Dalam suatu organisasi, penting untuk menentukan peran dan tanggung jawab suatu fungsi individu. Hal tersebut dilakukan untuk menjawab apa saja fungsi, kegiatan serta tugas yang harus dilakukan dan siapa yang harus melakukannya. Model yang tepat untuk menentukan itu salah satunya adalah RACI yang merupakan kepanjangan dari Responsible, Accountable, Consulted dan Informed.
Penjabarannya adalah sebagai berikut : Responsible, merupakan individu yang berkewajiban atau mereka yang secara langsung menyelesaikan tugas. Mereka berkewajiban atas pelaksanaan tindakan/implementasi. Selanjutnya Accountable, adalah individu penanggungjawab, yakni mereka yang bertanggung jawab terhadap hasil pekerjaan. Sedangkan Consulted, adalah individu yang diajak berkonsultasi. Adalah mereka yang harus diajak berkonsultasi sebelum suatu keputusan akhir ditetapkan. Biasanya mereka memberikan masukan serta dukungan bagi kegiatan yang akan dilaksanakan. Dan terakhir adalah Informed. Individu yang perlu diberikan informasi bilamana suatu keputusan atau tindakan telah diambil. Disini cukup dilakukan komunikasi satu-arah.
Apabila proses pemetaan fungsi dan tanggung jawab dapat dilakukan dengan baik, maka fungsi organisasi dapat berjalan dengan lancar. Hal ini jelas dapat menentukan peran dan kebajiban bagi seluruh individu dan fungsi, meningkatkan kerjasama dan kerja antar fungsi, menentukan produktivias melalui tanggung jawab yang jelas, mengidentifikasi peluang penyederhanaan struktur organisasi dengan menghapuskan lapisan yang tidak perlu, dan menempatkan kewajiban dan tanggungjawab yang semestinya.

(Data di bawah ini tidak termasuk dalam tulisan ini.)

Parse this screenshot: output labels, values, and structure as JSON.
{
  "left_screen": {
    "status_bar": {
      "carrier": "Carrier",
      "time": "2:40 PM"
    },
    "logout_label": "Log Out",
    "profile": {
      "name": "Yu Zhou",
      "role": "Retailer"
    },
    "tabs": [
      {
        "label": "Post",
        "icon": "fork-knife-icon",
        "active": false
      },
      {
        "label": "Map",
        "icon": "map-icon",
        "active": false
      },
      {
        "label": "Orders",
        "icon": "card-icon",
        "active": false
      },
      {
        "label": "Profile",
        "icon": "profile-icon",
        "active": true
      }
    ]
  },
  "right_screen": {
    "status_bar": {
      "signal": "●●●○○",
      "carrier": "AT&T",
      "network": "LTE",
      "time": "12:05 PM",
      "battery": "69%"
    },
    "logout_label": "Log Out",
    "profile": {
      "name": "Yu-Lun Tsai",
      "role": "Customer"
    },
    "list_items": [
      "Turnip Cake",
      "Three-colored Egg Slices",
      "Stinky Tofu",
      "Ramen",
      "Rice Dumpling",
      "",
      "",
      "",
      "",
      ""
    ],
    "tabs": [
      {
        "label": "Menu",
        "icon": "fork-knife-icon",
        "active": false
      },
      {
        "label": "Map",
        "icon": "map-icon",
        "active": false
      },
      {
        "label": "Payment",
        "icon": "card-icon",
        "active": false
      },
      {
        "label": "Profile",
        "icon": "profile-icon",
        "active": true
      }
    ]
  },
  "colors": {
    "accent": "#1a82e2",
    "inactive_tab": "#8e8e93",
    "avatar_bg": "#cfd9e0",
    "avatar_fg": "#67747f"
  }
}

Ingatkah kita dengan Insiden Tolikara dimana ada liputan yang memberitakan bahwa presiden mengundang pimpinan GIDI ke Istana Negara. Saya ingat banyak yang berkomentar negatif kepada presiden di sebuah group alumni kampus terkait keputusan untuk mengundang itu, salah satunya adalah istana Negara tempat yang terhormat, tidak tepat apabila mengundang ke Istana Negara. Atau undangan tersebut merusak proses penyelidikan yang sedang berlangsung oleh kepolisian, atau ada yang bernada nyinyir dengan menyatakan ‘mudah sekali ke istana Negara, setelah membakar bisa langsung bertemu presiden ke istana negara’.
Lagi-lagi ini tentang sebuah keputusan dari seorang leader. Di Insiden Tolikara, dapat saja Presiden memerintahkan Menteri atau Gubernur atau bahkan cukup saja Bupati untuk menasihati bahkan menegur para pihak atau cukup memerintahkan ke Kapolri untuk bekerja menyelesaikan kasus tersebut. Biarkan para staf presiden bekerja. Presiden cukup berfungsi Informed atau Consulted saja.
Presiden perlu untuk memberdayakan sumberdaya yang beliau miliki yakni para pembantu dan jajaran pemimpin daerah hingga kepala desa. Ibarat kata beliau tinggal menghubungi Menteri atau Gubernur. ‘Pak Menteri, tolong stanby di Riau dua minggu, pastikan jangan pulang sebelum asap hilang di Riau! Pastikan support apa saja yang diminta Gubernur Riau untuk itu’. Atau boleh juga sampaikan dengan teguran : “Pak Menteri, itu asap gimana? Tidak perlu saya turun ke lokasi lagi kan?”. Oke. Ini hanya contoh becandaan saja, Hehehe.